Borah’s work examines a key issue in modern AI systems. Many large language models are trained on data that largely reflects Western, educated, industrialized, rich, and democratic populations. This imbalance can result in systems that miss regional differences, reinforce stereotypes, or behave inconsistently in group interactions.
Warm congratulations to @AnganaBorah2 for receiving a @umichgradschoolRackham Predoctoral Fellowship!
— MichiganAI (@michigan_AI) April 8, 2026
The award recognizes Angana’s exemplary research progress and will support her continued work on culturally inclusive and socially responsible #AI.https://t.co/nqgdE451fL pic.twitter.com/IUbYIDacWm
Her research explores these challenges through multi-agent AI systems and evaluation methods grounded in social context. In one study, she analyzed interactions between multiple language model agents. The findings showed that even when a single model appears unbiased on its own, biased patterns can re-emerge and intensify during interactions between agents.

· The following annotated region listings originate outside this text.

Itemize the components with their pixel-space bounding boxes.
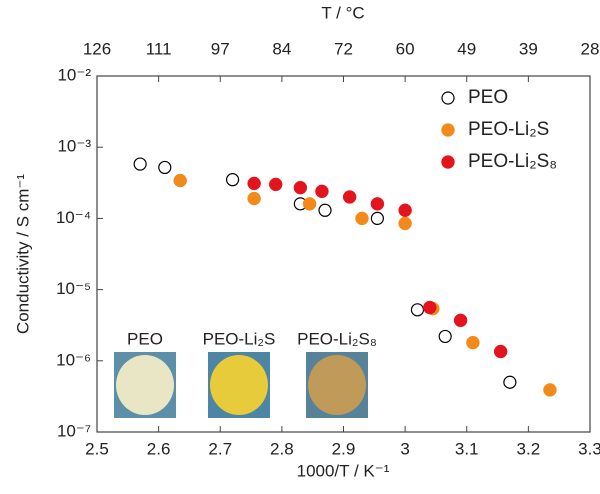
x2-tick-label: 84 [272, 39, 291, 58]
point [370, 211, 384, 225]
y-tick-label: 10⁻³ [57, 137, 91, 156]
x-tick-label: 2.5 [85, 439, 109, 458]
x-tick-label: 3.2 [517, 439, 541, 458]
inset-photos: PEO PEO-Li₂S PEO-Li₂S₈ [114, 329, 377, 418]
point [225, 173, 240, 187]
point [315, 184, 329, 199]
x-tick-label: 3.1 [455, 439, 479, 458]
point [268, 177, 283, 192]
point [453, 313, 468, 328]
photo-disc [210, 355, 268, 415]
photo-disc [116, 355, 174, 415]
x2-tick-label: 49 [457, 39, 476, 58]
y-tick-label: 10⁻⁷ [57, 421, 91, 440]
y-axis-label: Conductivity / S cm⁻¹ [13, 174, 32, 334]
legend-label: PEO-Li₂S₈ [468, 151, 557, 172]
x-tick-label: 3.3 [578, 439, 600, 458]
y-tick-label: 10⁻⁶ [56, 350, 91, 369]
point [398, 216, 412, 231]
point [247, 176, 261, 191]
x-tick-label: 2.9 [332, 439, 356, 458]
point [173, 173, 187, 188]
point [438, 329, 452, 344]
x2-axis-label: T / °C [321, 3, 364, 22]
photo-disc [308, 355, 366, 415]
point [503, 375, 517, 389]
x2-tick-label: 28 [581, 39, 600, 58]
point [318, 203, 332, 217]
point [355, 211, 369, 226]
inset-caption: PEO-Li₂S [203, 329, 276, 348]
legend-marker [441, 155, 455, 169]
point [423, 300, 437, 315]
point [370, 197, 385, 211]
point [133, 157, 147, 171]
point [493, 344, 508, 359]
point [543, 383, 557, 397]
x-tick-label: 2.8 [270, 439, 294, 458]
point [342, 190, 357, 204]
x-tick-label: 3 [400, 439, 409, 458]
inset-caption: PEO-Li₂S₈ [297, 329, 377, 348]
inset-caption: PEO [127, 329, 163, 348]
x2-tick-label: 111 [146, 39, 172, 58]
y-tick-label: 10⁻⁵ [56, 279, 91, 298]
x-axis-label: 1000/T / K⁻¹ [297, 461, 390, 480]
point [247, 191, 261, 206]
point [466, 335, 480, 350]
x2-tick-label: 39 [519, 39, 538, 58]
legend-label: PEO-Li₂S [468, 119, 549, 140]
point [293, 180, 308, 195]
point [302, 197, 317, 211]
y-tick-label: 10⁻² [57, 65, 91, 84]
legend-marker [441, 123, 455, 137]
point [398, 203, 412, 218]
x-tick-label: 2.6 [147, 439, 171, 458]
legend-marker [441, 91, 455, 105]
x2-tick-label: 60 [396, 39, 415, 58]
point [158, 160, 172, 175]
legend-label: PEO [468, 87, 508, 108]
y-tick-label: 10⁻⁴ [56, 208, 91, 227]
x2-tick-label: 97 [211, 39, 230, 58]
x-tick-label: 2.7 [208, 439, 232, 458]
point [410, 303, 425, 317]
x2-tick-label: 126 [83, 39, 111, 58]
x2-tick-label: 72 [334, 39, 353, 58]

In another project, Borah studied cross-cultural image captioning. She developed a framework called MosAIC, which uses agents with different cultural perspectives to produce more context-aware captions. The work also introduced datasets and evaluation metrics designed to measure how cultural information is reflected in model outputs.
Her research has been presented at major conferences, including ACL, EMNLP, NAACL, EACL, and AAAI.
“Angana has already distinguished herself as a talented and impactful researcher,” said Rada Mihalcea, her advisor. “Few students at her stage can both set the research agenda by identifying open problems of global importance, and also deliver concrete, high-impact solutions that are already shaping the field.”
Beyond her research, Borah has contributed to academic and global initiatives. She has co-organized workshops such as NLP for Positive Impact at ACL 2025 and participated in programs focused on teaching and outreach in Kenya and Romania.
The fellowship will support her continued work on developing AI systems that function more equitably across different cultural and social contexts.